Presiden 2019-2024 Didesak Akhiri Korupsi Politik di Bisnis Batu Bara
Penulis : Redaksi Betahita
Tambang
Kamis, 17 Januari 2019
Editor : Redaksi Betahita
Betahita.id – Sejumlah organisasi masyarakat sipil yang tergabung dalam gerakan #BersihkanIndonesia mendesak presiden periode 2019-2024 untuk mengakhiri praktik korupsi politik di bisnis batu bara.
Dalam aksi yang digelar hari ini; Greenpeace, Auriga, Jaringan Advokasi Tambang (JATAM), dan Indonesia Corruption Watch (ICW) menyerukan pesan bahwa korupsi politik terkait batu bara telah membelenggu pilihan-pilihan energi bersih dan menghalangi hak masyarakat atas udara bersih dan lingkungan yang sehat.
Baca Juga: Koalisi LSM: Bisnis Batubara Sumber Dana Kampanye Politik
Kepala Kampanye Iklim Greenpeace Asia Tenggara Tata Mustasya mengatakan bahwa bisnis batu bara semakin besar karena ditunggangi oleh para elite politik. Menurutnya, batu bara bahkan telah menjadi salah satu sumber pendanaan politik terpenting baik di tingkat pusat maupun daerah.
“Korupsi politik di sektor batu bara telah menyebabkan pertumbuhan bisnis komoditas ini berkembang pesat, sehingga kerusakan lingkungan dan dampak sosial yang ditimbulkan pun kian besar dan diabaikan,” kata Tata, Selasa, 15 Januari 2019.
Laporan terbaru bertajuk “Coalruption: Elite Politik dalam Pusaran Bisnis Batu Bara” yang diterbitkan Greenpeace, Auriga, JATAM, dan ICW menyebutkan bahwa banyak elite politik yang terlibat dalam bisnis batu bara. Akhirnya, batu bara pun menjadi sumber pendanaan kampanye politik di Indonesia. Bahkan para pemain batu bara merupakan figur kunci di tim para kandidat di pemilihan presiden 2019.
“Korupsi politik, pemilihan kepala daerah, dan pemilihan umum hanya menjadi ajang merebut kuasa dan jabatan serta menangguk kekayaan. Pesta demokrasi lima tahunan ini juga menjadi kesempatan bagi para pebisnis batu bara melakukan praktik ijon politik untuk mendapatkan jaminan politik demi melanggengkan usaha mereka di daerah,” ujar Kepala Pengkampanye JATAM Melky Nahar.
Laporan “Coalruption” berargumentasi bahwa batu bara merupakan sumber energi kotor yang mulai ditinggalkan dan dikurangi porsi penggunaannya oleh negara-negara lain. Hal sebaliknya terjadi di Indonesia, di mana sektor pertambangan batu bara mendapat tempat dalam bauran energi nasional.

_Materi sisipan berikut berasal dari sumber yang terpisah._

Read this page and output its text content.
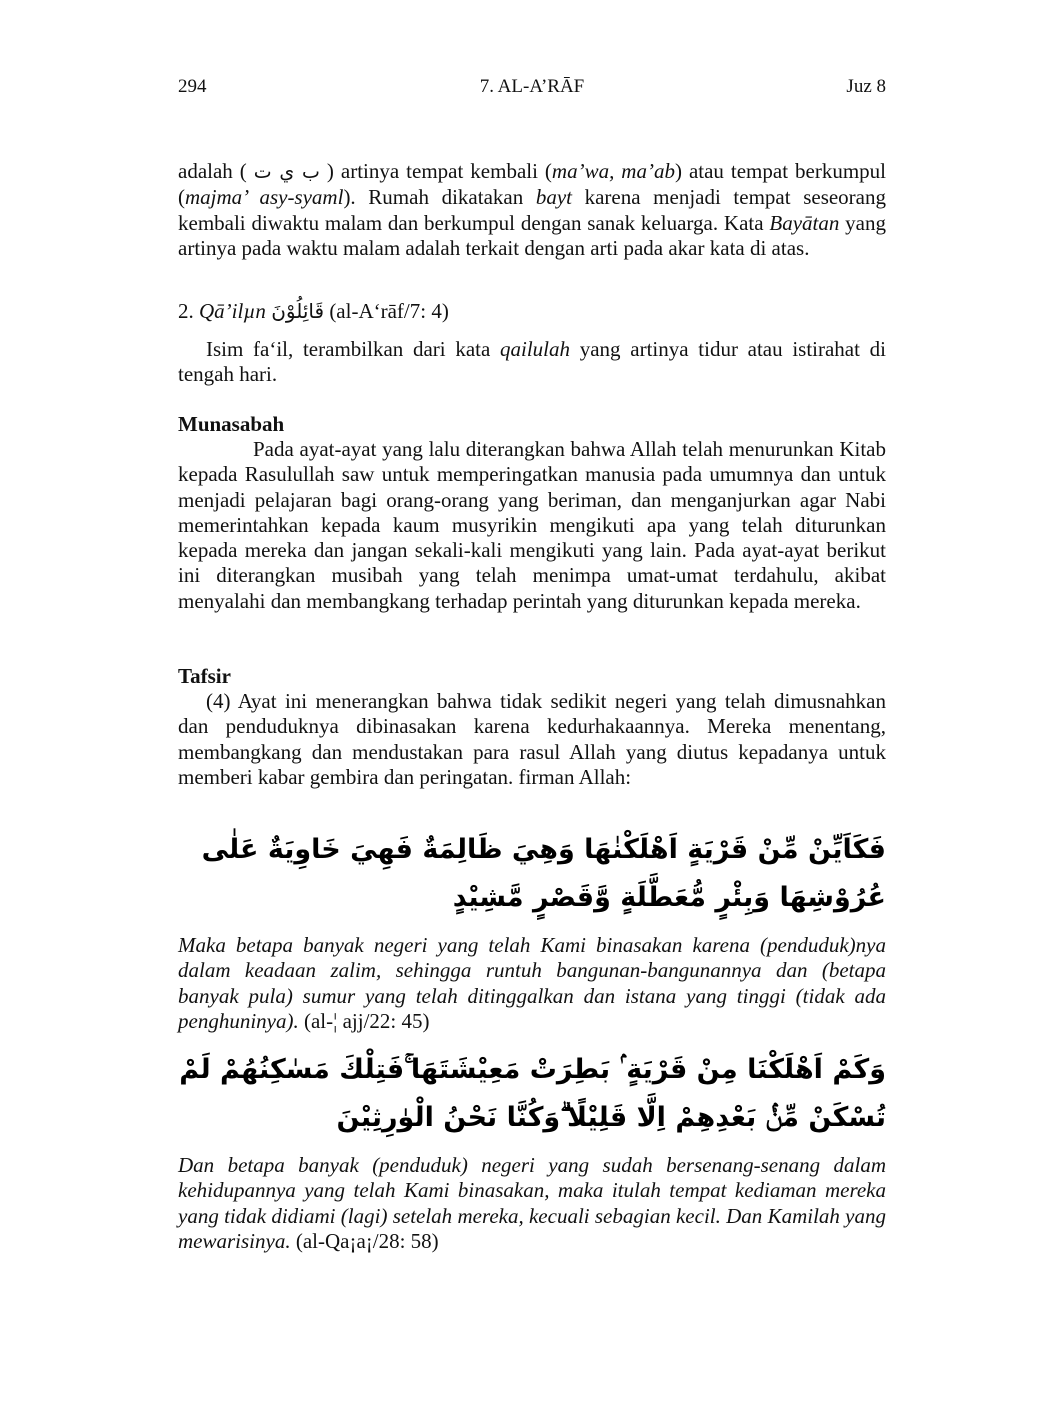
294	7. AL-A’RĀF	Juz 8
adalah ( ب ي ت ) artinya tempat kembali (ma’wa, ma’ab) atau tempat berkumpul (majma’ asy-syaml). Rumah dikatakan bayt karena menjadi tempat seseorang kembali diwaktu malam dan berkumpul dengan sanak keluarga. Kata Bayātan yang artinya pada waktu malam adalah terkait dengan arti pada akar kata di atas.
2. Qā’ilµn قَائِلُوْنَ (al-A‘rāf/7: 4)
Isim fa‘il, terambilkan dari kata qailulah yang artinya tidur atau istirahat di tengah hari.
Munasabah
Pada ayat-ayat yang lalu diterangkan bahwa Allah telah menurunkan Kitab kepada Rasulullah saw untuk memperingatkan manusia pada umumnya dan untuk menjadi pelajaran bagi orang-orang yang beriman, dan menganjurkan agar Nabi memerintahkan kepada kaum musyrikin mengikuti apa yang telah diturunkan kepada mereka dan jangan sekali-kali mengikuti yang lain. Pada ayat-ayat berikut ini diterangkan musibah yang telah menimpa umat-umat terdahulu, akibat menyalahi dan membangkang terhadap perintah yang diturunkan kepada mereka.
Tafsir
(4) Ayat ini menerangkan bahwa tidak sedikit negeri yang telah dimusnahkan dan penduduknya dibinasakan karena kedurhakaannya. Mereka menentang, membangkang dan mendustakan para rasul Allah yang diutus kepadanya untuk memberi kabar gembira dan peringatan. firman Allah:
فَكَاَيِّنْ مِّنْ قَرْيَةٍ اَهْلَكْنٰهَا وَهِيَ ظَالِمَةٌ فَهِيَ خَاوِيَةٌ عَلٰى عُرُوْشِهَا وَبِئْرٍ مُّعَطَّلَةٍ وَّقَصْرٍ مَّشِيْدٍ
Maka betapa banyak negeri yang telah Kami binasakan karena (penduduk)nya dalam keadaan zalim, sehingga runtuh bangunan-bangunannya dan (betapa banyak pula) sumur yang telah ditinggalkan dan istana yang tinggi (tidak ada penghuninya). (al-¦ ajj/22: 45)
وَكَمْ اَهْلَكْنَا مِنْ قَرْيَةٍ ۢ بَطِرَتْ مَعِيْشَتَهَا ۚفَتِلْكَ مَسٰكِنُهُمْ لَمْ تُسْكَنْ مِّنْۢ بَعْدِهِمْ اِلَّا قَلِيْلًا ۗوَكُنَّا نَحْنُ الْوٰرِثِيْنَ
Dan betapa banyak (penduduk) negeri yang sudah bersenang-senang dalam kehidupannya yang telah Kami binasakan, maka itulah tempat kediaman mereka yang tidak didiami (lagi) setelah mereka, kecuali sebagian kecil. Dan Kamilah yang mewarisinya. (al-Qa¡a¡/28: 58)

Dalam peta jalan Kebijakan Energi Nasional, porsi batu bara mencapai 30 persen pada tahun 2025. PLTU batu bara juga memiliki porsi sekitar 60 persen dalam proyek ekspansi listrik ambisius 35.000 MW. Produksi batu bara juga disebut terus meningkat melampaui hingga 500 juta ton pada 2018. Angka tersebut jauh di atas target Rencana Pembangunan Jangka Menengah Nasional (RPJMN) 2015-2019 untuk menurunkan produksi hingga 406 juta ton pada tahun lalu.
“Aliran dana dari pengusaha batu bara dalam perhelatan demokrasi akan menyandera pemenang pemilu untuk berpihak pada keuntungan bisnis semata, dan abai pada keberlanjutan. Bahkan kebijakan-kebijakan yang dibuat akan memudahkan bisnis ini, meski lebih banyak dampak buruknya bagi negara,” kata peneliti Auriga Iqbal Damanik.
Gerakan #BersihkanIndonesia menilai bahwa ketergantungan Indonesia terhadap energi kotor sangat berbahaya bagi kesehatan masyarakat dan lingkungan. Pendanaan kampanye dari korupsi politik juga akan merusak demokrasi Indonesia.
Baca Juga: Dituding Terlibat Konflik Kepentingan di Bisnis Batu Bara, Ini Kata Luhut
Karena itu, koalisi masyarakat sipil dalam gerakan tersebut mendesak Badan Pengawas Pemilihan Umum atau Bawaslu untuk mendorong dan melakukan pengawasan terhadap pendanaan kampanye kandidat calon presiden dan partai politik. Selain itu pemilih juga harus mendorong para kandidat calon presiden menjauh dari batu bara dan mendorong penggunaan energi bersih dan terbarukan.